Situs internet 1965tribunal.org secara resmi diluncurkan hari Rabu, 17 Desember 2014. Para aktivis internasional yang mendukung gerakan ini sebelumnya sepakat mendirikan yayasan International People’s Tribunal (IPT) 1965 tahun 2012 di Den Haag. Tujuannya untuk mengungkap kembali berbagai peristiwa sekitar peristiwa 1965, dan memecahkan lingkaran tabu yang selama ini mengungkungi isu itu.

Setelah hampir 50 tahun, peristiwa 1965 masih jadi isu sensitif di Indonesia. Ketika itu, sekitar satu juta orang dituduh menjadi anggota atau simpatisan Partai Komunis Indonesia (PKI) dan dikejar-kejar, dibunuh, dibantai, disiksa dan dianiaya. Anak-anak serta keluarga mereka mengalami represi selama puluhan tahun di bawah pemerintahan Orde Baru Jendral Soeharto dan kekuasaan militer.

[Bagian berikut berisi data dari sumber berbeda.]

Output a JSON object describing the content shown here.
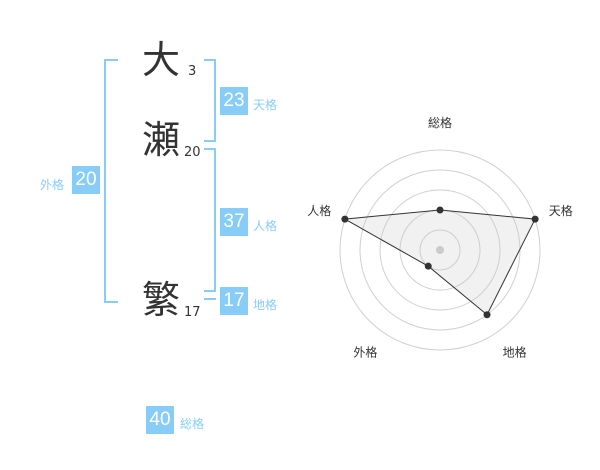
{
  "name": {
    "chars": [
      {
        "char": "大",
        "strokes": "3"
      },
      {
        "char": "瀬",
        "strokes": "20"
      },
      {
        "char": "繁",
        "strokes": "17"
      }
    ]
  },
  "kaku": {
    "tenkaku": {
      "value": "23",
      "label": "天格"
    },
    "jinkaku": {
      "value": "37",
      "label": "人格"
    },
    "chikaku": {
      "value": "17",
      "label": "地格"
    },
    "gaikaku": {
      "value": "20",
      "label": "外格"
    },
    "soukaku": {
      "value": "40",
      "label": "総格"
    }
  },
  "colors": {
    "accent": "#88cdf8",
    "text": "#333333"
  },
  "chart_data": {
    "type": "radar",
    "axes": [
      "総格",
      "天格",
      "地格",
      "外格",
      "人格"
    ],
    "values": [
      2,
      5,
      4,
      1,
      5
    ],
    "range": [
      0,
      5
    ],
    "rings": 5
  }
}
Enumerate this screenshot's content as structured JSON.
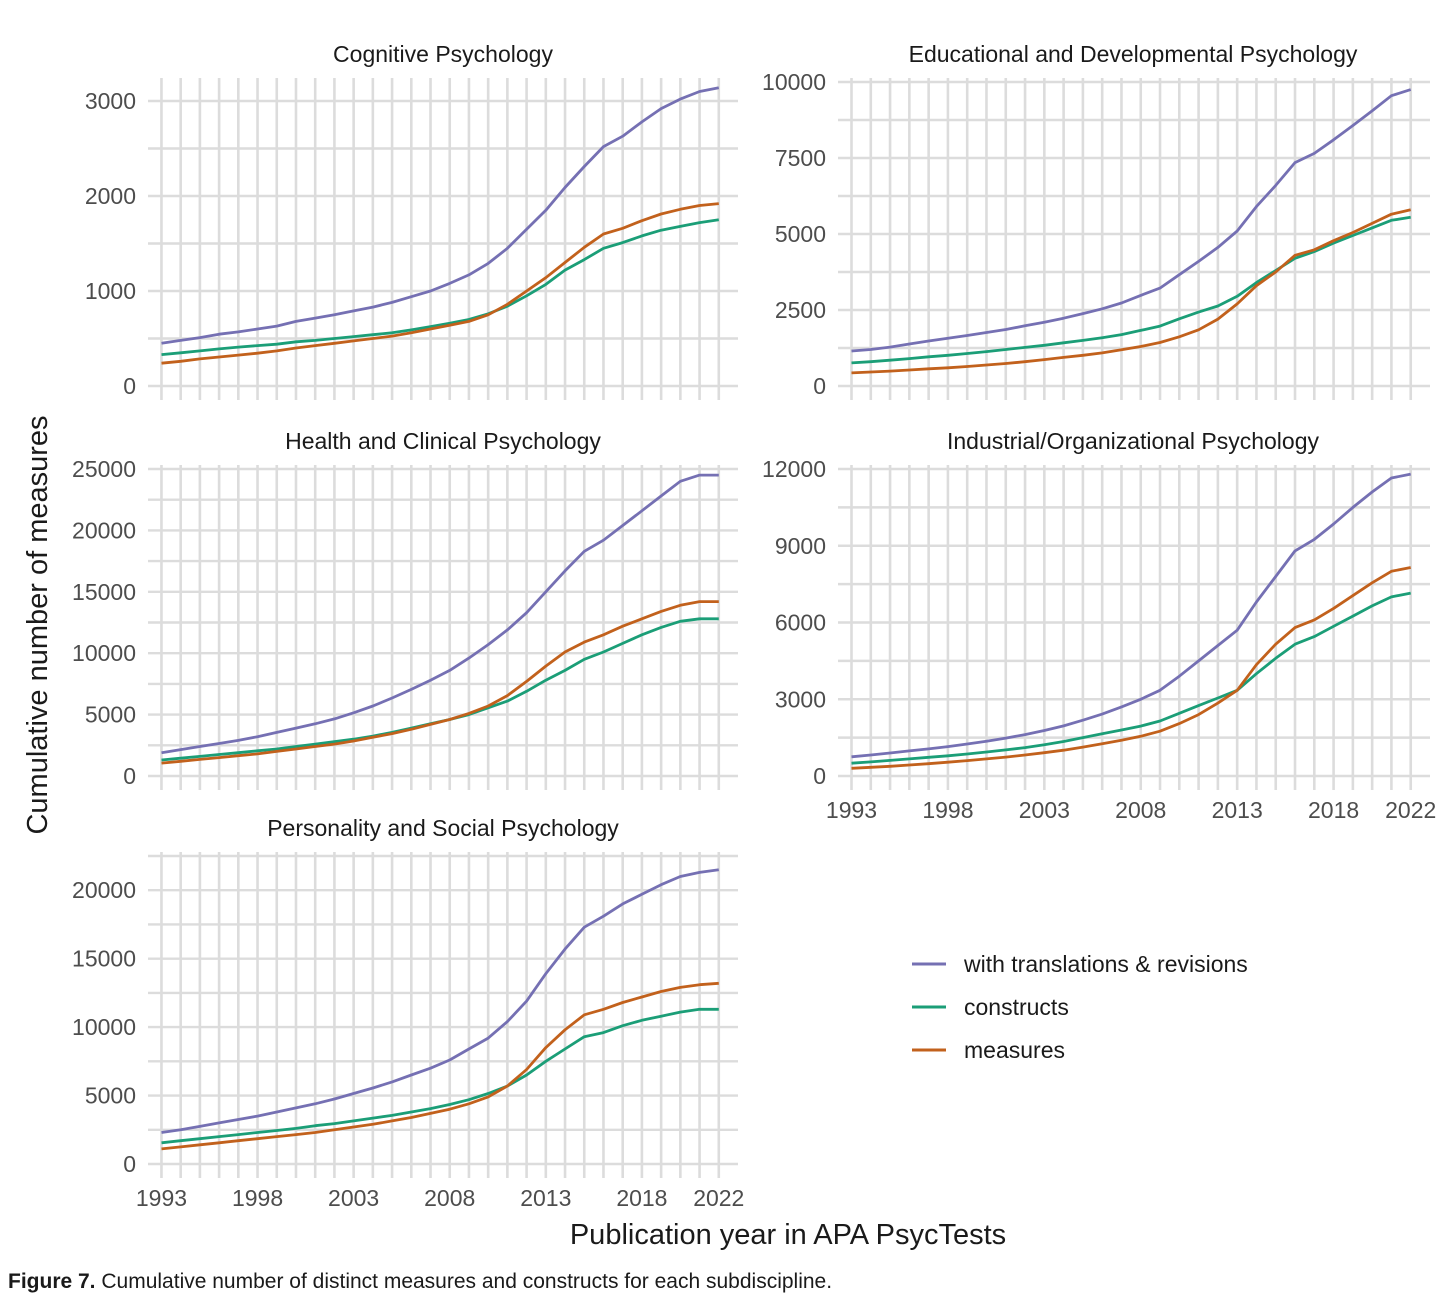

Sampai saat ini, masih belum jelas apa yang sebenarnya terjadi pada masa-masa itu. Ratusan ribu orang terbunuh, ratusan ribu lainnya ditahan tanpa proses pengadilan. Dan hingga kini, lima belas tahun setelah reformasi dan proses demokratisasi, belum ada pemeriksaan atas kasus itu. Belum ada pelaku pembantaian 1965 yang dihadapkan ke pengadilan.

Masyarakat umum di Indonesia masih percaya berbagai cerita versi Orde Baru yang disebarkan lewat pendidikan di sekolah, media, dan indoktrinasi. Antara lain bahwa anggota PKI tidak ber-Tuhan, kejam, biadab, keranjingan seks dan seterusnya. Selama pemerintahan Soeharto, buku-buku sejarah dimanipulasi, pembahasan tentang PKI dan peristiwa 1965 dilarang.

 

Menguak tabir sejarah

 

Leo Lucassen, direktur IISG, membuka acara peluncuran website IPT 1965 di Amsterdam

Leo Lucassen, direktur IISG, membuka acara peluncuran website IPT 1965 di Amsterdam

Bagaimana memecah lingkaran kebohongan dan indoktrinasi yang telah menghasilkan generasi tanpa pemahaman sejarah? Bagaimana memastikan bahwa di masa depan kejahatan kemanusiaan seperti itu tidak terjadi lagi? Bagaimana memberi suara pada keluarga korban yang begitu lama dibungkam, dan menghormati mereka yang dibunuh dan dirampas hak-hak kemanusiaannya?

Berbagai pertanyaan itulah antara lain yang mendorong para aktivis internasional yang tergabung dalam IPT 1965 merilis situs 1965tribunal.org

Situs internet ini diharapkan bisa menjadi sarana dokumentasi, catatan sejarah serta kesaksian dari berbagai pihak. Sehingga tabir sejarah tragedi besar ini bisa terungkap dan menjadi landasan untuk membangun dan memperkuat demokrasi di Indonesia, sekaligus mengangkat martabat bangsa dan manusianya sebagai warga yang dihormati.

Serentak di Amsterdam dan Jakarta

Acaranya digelar hari Rabu, 17 Desember 2014, secara serentak di Amsterdam dan Jakarta. Sebagai sebuah yayasan, IPT 1965 tentu tidak bisa menggelar pengadilan. Namun mereka berjanji untuk mendesak berbagai pihak agar negara Indonesia mau bertanggung jawab terhadap para korban dan keluarganya.

IPT 1965, yang terdiri dari para pegiat HAM, intelektual, ilmuwan dan warga biasa, juga ingin mengajak para peneliti internasional melakukan kajian tentang peristiwa 1965 dan sistem Orde Baru dari berbagai aspek.

Sebagai target, IPT ingin menggelar sebuah “Tribunal 1965” Oktober 2015 di Den Haag, Belanda, kota yang menjadi lokasi Mahkamah Internasional. Kini, IPT sedang mengumpulkan berbagai kesaksian dari para korban yang masih hidup dan tersebar di seluruh penjuru dunia.